Do you want to be able to say "find all documents containing this term" but do term matching using a custom function? If so, that's easy to do with a custom Query object.
Whoosh already has a FuzzyTerm query that finds documents containing terms within N Damerau–Levenshtein distance of a given search term.
FuzzyTerm uses an FSA of all the terms in a field (that also supports spell checking) for speed, which could possibly also help with LCS.
If you can explain exactly what you want to do in relation to search, I can better explain how to do it with Whoosh.
> Also it would be really helpful if you help me understand the basics of code.
Whoosh's architecture is quite similar to Lucene's:
(I need something like this in the docs ;)
* An Index is based on a Schema, which contains a list of all the Fields. (A schema can have "dynamic fields", so you can say "any time the user tries to index a field that matches *_int, use this Field object".) -- see src/whoosh/fields.py
* A Field defines how input in a certain document field (e.g. "title") is indexed and looked up. The basic function of a Field object is to translate some input into sortable bytestring "terms". For example, the NUMERIC field converts numeric input (ints, floats, Decimal) into sortable bytestrings. -- see src/whoosh/fields.py
* A Format is wrapped by a Field and controls how a posting is represented as bytes on disk. This allows custom per-posting information similar to Lucene's "payload" feature. -- see src/whoosh/formats.py
* A Codec object provides a high-level interface (e.g. "Add this term to the index") to lower-level reading and writing subsystems (e.g. an on-disk hash file). This is not documented yet. -- see src/whoosh/codec/*.py
* A Writer object wraps a Codec and provides a user-level API for adding to the index (e.g. "add_document"). -- see src/whoosh/writing.py
* The current writing architecture uses an append-only log structured merge (LSM) approach, where new documents are written to a new sub-index (called a segment). Over time smaller segments are merged into larger segments.

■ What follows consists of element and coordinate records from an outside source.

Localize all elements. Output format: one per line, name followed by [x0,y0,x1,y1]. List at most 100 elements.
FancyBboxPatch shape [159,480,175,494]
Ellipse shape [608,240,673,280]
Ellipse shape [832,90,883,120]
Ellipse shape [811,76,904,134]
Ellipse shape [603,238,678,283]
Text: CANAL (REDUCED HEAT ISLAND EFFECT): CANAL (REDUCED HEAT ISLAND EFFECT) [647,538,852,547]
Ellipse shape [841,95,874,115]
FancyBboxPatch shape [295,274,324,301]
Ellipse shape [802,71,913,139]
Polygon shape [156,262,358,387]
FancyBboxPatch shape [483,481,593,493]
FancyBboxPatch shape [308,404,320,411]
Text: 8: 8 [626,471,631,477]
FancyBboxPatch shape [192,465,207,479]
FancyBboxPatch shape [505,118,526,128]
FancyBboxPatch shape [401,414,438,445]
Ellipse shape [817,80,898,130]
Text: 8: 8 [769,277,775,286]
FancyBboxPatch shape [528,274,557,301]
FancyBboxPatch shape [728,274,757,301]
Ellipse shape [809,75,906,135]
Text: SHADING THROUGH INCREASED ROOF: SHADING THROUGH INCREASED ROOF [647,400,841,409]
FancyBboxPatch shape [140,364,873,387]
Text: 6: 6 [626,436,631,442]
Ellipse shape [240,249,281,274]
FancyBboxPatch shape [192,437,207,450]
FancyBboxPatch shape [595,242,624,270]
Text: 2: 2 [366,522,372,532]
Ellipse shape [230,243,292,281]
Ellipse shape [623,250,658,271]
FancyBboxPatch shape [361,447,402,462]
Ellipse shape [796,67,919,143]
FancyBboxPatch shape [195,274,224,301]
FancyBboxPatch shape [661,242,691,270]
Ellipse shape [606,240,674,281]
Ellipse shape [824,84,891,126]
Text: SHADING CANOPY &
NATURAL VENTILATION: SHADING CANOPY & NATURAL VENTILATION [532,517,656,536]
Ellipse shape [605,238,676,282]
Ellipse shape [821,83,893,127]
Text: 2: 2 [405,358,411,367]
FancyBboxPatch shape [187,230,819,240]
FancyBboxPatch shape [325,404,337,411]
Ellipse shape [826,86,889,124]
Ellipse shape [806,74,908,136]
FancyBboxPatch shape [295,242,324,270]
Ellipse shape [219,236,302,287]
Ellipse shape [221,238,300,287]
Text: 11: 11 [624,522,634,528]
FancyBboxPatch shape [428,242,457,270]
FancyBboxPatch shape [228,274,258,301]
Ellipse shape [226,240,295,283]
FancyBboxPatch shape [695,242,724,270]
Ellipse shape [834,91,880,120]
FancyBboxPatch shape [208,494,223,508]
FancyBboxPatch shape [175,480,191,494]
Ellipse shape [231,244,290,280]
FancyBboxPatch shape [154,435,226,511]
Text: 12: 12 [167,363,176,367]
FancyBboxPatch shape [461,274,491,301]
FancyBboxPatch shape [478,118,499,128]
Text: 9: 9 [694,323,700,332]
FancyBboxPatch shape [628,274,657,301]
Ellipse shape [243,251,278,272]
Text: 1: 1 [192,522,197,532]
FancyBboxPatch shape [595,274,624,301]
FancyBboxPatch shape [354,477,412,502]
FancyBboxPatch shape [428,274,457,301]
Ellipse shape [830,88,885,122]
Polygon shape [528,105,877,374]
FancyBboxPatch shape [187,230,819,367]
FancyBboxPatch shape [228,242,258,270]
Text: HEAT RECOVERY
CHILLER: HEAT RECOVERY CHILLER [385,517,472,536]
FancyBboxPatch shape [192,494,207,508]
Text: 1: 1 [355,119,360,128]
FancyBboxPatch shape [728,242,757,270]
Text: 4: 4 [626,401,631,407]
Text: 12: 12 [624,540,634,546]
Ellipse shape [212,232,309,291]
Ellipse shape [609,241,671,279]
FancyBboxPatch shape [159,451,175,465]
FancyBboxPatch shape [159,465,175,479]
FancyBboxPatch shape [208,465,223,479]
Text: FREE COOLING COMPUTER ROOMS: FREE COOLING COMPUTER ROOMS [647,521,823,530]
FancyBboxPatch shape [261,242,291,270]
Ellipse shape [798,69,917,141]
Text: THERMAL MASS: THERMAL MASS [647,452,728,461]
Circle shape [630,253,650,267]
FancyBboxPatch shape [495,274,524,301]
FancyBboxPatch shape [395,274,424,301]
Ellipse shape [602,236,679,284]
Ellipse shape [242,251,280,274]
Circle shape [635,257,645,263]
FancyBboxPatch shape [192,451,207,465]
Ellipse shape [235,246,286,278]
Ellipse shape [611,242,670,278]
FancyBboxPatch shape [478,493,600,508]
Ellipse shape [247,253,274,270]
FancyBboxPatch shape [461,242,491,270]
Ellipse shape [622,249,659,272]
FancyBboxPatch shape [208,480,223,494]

* A Reader object wraps a Codec and provides a user-level API for reading from the index. -- see src/whoosh/reading.py
* A Searcher object wraps a Reader and adds extra search-related methods based on the lower-level Reader methods. -- see src/whoosh/searching.py
* A Query object represents an abstract query, such as "find all documents containing the term 'foo' in the field 'bar'". It is independent of any particular Index. A complex query is represented as a "tree" of Query objects, e.g. And([Term("x", "y"), Term("w", "z")]). Whoosh has many built-in query types, such as Phrase, Range, FuzzyTerm, Near, And, Or, Nested, etc. -- see src/whoosh/query/*.py
* At search time, a call to the matcher() method on a Query object translates the Query tree into an equivalent Matcher tree specific to a given Searcher object. For example, a FuzzyTerm query object will be trasnlated into a Union matcher of term matchers for all the index terms within N edits of the search term. Matchers do the actual work of examining term information in the index to find matching documents. -- see src/whoosh/matching/*.py
* A Collector object does the work of "running" the Matcher tree and collecting the results. The Collector returns a Results object, which lets you access Hit objects. Whoosh has several collector objects, such as one that only returns the top N results, and collectors that wrap other collectors, such as one that remembers which terms matched in which documents. -- see src/whoosh/collectors.py
Cheers,
Matt